Бродяги Севера (сборник) - Кервуд Джеймс Оливер. Страница 21

На третий день в области между Шаматтавой и Джексоновым Коленом температура спустилась до шестидесяти градусов ниже нуля. Только лишь на четвертый день живые существа осмелились наконец показать признаки жизни. Постепенно из-под толстого слоя снега, служившего им защитой, начали выбираться лоси и олени, из-под глубоких сугробов стали откапываться мелкие животные; а половина зайцев и птиц погибла. Но самая ужасная судьба постигла людей. Многие из тех, кого захватила метель в пути, кое-как еще уцелели и с грехом пополам добрались до крова. Но еще большему количеству так и не удалось никуда приткнуться: между Гудзоновым заливом и Атабаской в те страшные три дня «кускета-пипуна» погибло и пропало без вести свыше пятисот человек.

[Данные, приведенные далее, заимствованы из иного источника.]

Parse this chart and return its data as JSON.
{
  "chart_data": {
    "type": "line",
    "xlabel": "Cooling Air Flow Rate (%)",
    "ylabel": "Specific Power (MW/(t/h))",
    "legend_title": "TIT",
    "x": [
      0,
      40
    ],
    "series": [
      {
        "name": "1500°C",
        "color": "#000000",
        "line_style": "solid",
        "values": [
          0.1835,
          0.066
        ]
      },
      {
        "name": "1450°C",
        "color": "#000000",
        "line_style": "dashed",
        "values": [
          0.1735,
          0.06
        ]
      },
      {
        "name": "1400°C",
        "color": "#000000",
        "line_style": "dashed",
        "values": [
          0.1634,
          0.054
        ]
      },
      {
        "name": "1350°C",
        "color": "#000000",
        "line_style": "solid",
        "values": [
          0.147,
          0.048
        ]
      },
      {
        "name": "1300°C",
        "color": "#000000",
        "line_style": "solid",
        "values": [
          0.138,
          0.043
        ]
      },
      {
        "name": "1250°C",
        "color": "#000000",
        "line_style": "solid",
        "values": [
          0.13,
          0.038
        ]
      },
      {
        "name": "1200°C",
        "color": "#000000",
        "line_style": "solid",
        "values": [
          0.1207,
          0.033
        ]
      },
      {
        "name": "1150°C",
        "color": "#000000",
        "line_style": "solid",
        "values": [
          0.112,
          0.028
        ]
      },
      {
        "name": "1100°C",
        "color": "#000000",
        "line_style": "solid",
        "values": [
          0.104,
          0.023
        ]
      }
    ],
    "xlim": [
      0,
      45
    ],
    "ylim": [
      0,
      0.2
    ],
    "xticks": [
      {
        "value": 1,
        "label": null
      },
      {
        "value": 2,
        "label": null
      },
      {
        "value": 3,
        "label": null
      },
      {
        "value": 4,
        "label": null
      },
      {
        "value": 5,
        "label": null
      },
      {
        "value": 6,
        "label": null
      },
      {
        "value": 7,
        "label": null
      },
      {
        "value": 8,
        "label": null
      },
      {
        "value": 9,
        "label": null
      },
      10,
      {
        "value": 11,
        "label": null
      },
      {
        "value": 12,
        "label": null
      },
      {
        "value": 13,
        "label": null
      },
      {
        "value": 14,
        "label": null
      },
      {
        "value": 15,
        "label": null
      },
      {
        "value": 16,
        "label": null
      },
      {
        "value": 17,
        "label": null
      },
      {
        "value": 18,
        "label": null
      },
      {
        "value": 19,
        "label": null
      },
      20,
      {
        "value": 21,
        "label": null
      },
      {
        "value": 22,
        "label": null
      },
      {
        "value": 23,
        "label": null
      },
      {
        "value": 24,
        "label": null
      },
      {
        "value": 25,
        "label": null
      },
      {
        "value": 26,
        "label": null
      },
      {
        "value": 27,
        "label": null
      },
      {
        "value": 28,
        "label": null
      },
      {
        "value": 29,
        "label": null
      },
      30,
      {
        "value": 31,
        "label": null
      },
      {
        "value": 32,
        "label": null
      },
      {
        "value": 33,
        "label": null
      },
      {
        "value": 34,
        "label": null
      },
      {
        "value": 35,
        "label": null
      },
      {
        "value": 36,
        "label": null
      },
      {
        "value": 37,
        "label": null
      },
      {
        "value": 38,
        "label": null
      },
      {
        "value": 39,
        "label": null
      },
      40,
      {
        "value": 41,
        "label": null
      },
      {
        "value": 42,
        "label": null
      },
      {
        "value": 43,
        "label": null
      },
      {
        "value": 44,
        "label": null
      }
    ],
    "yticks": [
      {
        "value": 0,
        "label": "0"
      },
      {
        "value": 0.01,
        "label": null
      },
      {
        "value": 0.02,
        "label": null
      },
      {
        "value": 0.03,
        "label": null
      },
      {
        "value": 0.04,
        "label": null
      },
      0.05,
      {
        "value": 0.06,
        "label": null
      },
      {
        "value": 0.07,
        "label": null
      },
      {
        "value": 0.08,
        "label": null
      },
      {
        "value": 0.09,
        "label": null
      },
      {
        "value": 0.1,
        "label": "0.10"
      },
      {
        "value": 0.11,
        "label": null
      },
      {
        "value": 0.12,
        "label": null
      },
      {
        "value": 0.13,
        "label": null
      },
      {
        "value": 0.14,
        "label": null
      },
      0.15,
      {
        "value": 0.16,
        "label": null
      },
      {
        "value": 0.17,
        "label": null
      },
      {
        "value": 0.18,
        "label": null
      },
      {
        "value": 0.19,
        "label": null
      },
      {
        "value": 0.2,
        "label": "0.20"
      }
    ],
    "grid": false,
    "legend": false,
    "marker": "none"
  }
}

В начале великой бури Мики находился около Джексонова Колена, и инстинкт подсказал ему, что как можно скорее надо пробраться в самую глушь дремучего леса. Здесь он забился под валежник, образовавшийся из вывороченных с корнем деревьев и обломанных вершин, и целых три дня просидел здесь без движения. Тут-то, в самом центре разыгравшейся непогоды, его и охватило безумное желание вернуться в берлогу к Ниве и тесно к нему прижаться, хотя Нива и лежал как мертвый. В его памяти вставали такие яркие воспоминания об их странной дружбе, совместных скитаниях по лесам и по долам, об их радостях и скорбях в те дни и месяцы, когда они, точно два брата, вместе и боролись друг с другом, и пировали! И в то время как он об этом грезил, сидя в своем темном углублении под буреломом, его все больше и больше засыпало снегом.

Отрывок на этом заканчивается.